Gewerbesteuerliche Hinzurechnungen von Hotelleistungen bei Reiseveranstaltern

Bei der Gewerbesteuerfestsetzung wird seit dem Jahr 2008 unter anderem ein Teil der Mieten, Pachten und Leasingraten für unbewegliche und bewegliche Wirtschaftsgüter dem zu versteuernden Gewinn hinzugerechnet. Umstritten ist dabei, ob und inwieweit Hotelkosten von Reiseveranstaltern der gewerbesteuerlichen Hinzurechnung nach § 8 Nr. 1 Buchstabe e Gewerbesteuergesetz (GewStG) unterliegen. Während diese früher keiner Hinzurechnung unterlagen, hatte die Finanzverwaltung in 2013 eine Kehrtwende vollzogen und in zwei Anwendungsschreiben (OFD Nordrhein-Westfalen vom 25.09.2013; sowie vom 04.11.2013 G 1422 - 2013/0023 - St 161) den Hoteleinkauf von Reiseveranstaltern als hinzurechnungspflichtig eingestuft. Davon betroffen sind nicht nur Reise- oder Paketveranstalter, sondern auch Kongress-Büros (PCO), Incoming-Agenturen sowie regionale Tourismusorganisationen.

Nach einem noch nicht veröffentlichten BFH-Urteil vom 05.08.2019 (III R 22/16) darf bei der Berechnung der Gewerbesteuer für die Buchung von Hotelzimmern im Rahmen von Pauschalreisen nun kein Mietanteil hinzugerechnet werden, was zu einer großen Erleichterung der in Deutschland ansässigen Reiseveranstalter führt.

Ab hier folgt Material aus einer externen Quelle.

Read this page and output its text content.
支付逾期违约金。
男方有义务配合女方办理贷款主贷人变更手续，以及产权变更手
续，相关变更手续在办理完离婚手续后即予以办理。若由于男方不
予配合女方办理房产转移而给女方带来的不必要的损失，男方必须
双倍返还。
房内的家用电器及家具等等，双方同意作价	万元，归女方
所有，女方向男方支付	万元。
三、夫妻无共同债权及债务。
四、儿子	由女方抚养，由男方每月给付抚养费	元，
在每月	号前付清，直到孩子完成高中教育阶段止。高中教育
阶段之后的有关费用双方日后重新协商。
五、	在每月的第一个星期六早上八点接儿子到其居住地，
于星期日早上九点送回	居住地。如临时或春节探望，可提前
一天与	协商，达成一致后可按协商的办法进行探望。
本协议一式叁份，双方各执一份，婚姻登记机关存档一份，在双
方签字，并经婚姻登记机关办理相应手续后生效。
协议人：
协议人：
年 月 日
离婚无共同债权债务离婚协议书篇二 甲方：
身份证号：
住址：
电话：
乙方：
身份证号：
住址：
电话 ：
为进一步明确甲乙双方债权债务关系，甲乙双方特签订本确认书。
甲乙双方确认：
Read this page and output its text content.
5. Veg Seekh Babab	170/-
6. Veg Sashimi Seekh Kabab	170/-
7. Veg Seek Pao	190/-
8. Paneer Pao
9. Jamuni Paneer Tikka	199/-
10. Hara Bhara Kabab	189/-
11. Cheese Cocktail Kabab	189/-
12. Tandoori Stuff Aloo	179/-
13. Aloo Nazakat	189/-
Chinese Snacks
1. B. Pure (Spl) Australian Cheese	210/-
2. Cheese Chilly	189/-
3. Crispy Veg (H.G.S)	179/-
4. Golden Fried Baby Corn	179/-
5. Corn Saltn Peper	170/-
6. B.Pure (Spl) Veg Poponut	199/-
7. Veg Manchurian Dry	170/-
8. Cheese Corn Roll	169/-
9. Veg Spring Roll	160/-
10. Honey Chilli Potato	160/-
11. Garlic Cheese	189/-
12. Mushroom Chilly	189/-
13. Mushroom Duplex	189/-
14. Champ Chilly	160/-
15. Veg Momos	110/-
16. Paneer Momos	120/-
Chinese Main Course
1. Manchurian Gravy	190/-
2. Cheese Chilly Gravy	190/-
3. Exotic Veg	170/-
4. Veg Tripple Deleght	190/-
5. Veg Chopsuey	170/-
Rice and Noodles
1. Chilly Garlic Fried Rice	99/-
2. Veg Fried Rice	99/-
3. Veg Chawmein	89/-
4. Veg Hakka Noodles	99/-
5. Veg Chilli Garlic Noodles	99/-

Zuvor hatte das Finanzgericht Münster (Az. 9 K 1472/12 G) durch Zwischenurteil entschieden, dass die Aufwendungen der Reiseveranstalter lediglich hinsichtlich des enthaltenen Miet- und Pachtanteils der Hinzurechnung unterliegen. Soweit die Verträge also mietvertragliche Bestandteile enthalten (Überlassung von Hotelzimmern, Sportanlagen, Saunas, Swimmingpools), stellen die genutzten Anlagen nach Ansicht des FG Münster sogenanntes fiktives Anlagevermögen dar, das grundsätzlich der Hinzurechnung unterfällt. Die Klägerin organisierte Sportreisen, wofür sie vor Ort Verträge über typische Reiseleistungen (insbesondere Übernachtungen, Beförderungen, Verpflegungen und Aktivitäten) abschloss. Da nach Ansicht der Klägerin jedoch Hotelzimmer von Veranstaltern im Ergebnis nur vermittelt werden, um eine Pauschalreise für Kunden zu organisieren, handele es sich um Dienstleistungen. Jene entsprächen nicht einer Anmietung von fiktivem Anlagevermögen, sondern stellen vielmehr echtes Umlaufvermögen dar und böten keine Grundlage für eine gewerbesteuerliche Hinzurechnung. Dieser Auffassung folgte nun der BFH und hob die Entscheidung aus dem Zwischen-urteil des FG Münster auf. Mit einer Veröffentlichung der Urteilsgründe des BFH ist in etwa 2-3 Monaten zu rechnen. Eine Anschlussrevision des Fiskus hat der BFH zurückwiesen. Der BFH wird außerdem zu beurteilen haben, ob die Aufwendungen für Verpflegungs- oder Beförderungsleistungen und Animation selbstständig zu beurteilende Nebenleistungen sind, die nicht der Hinzurechnung unterliegen.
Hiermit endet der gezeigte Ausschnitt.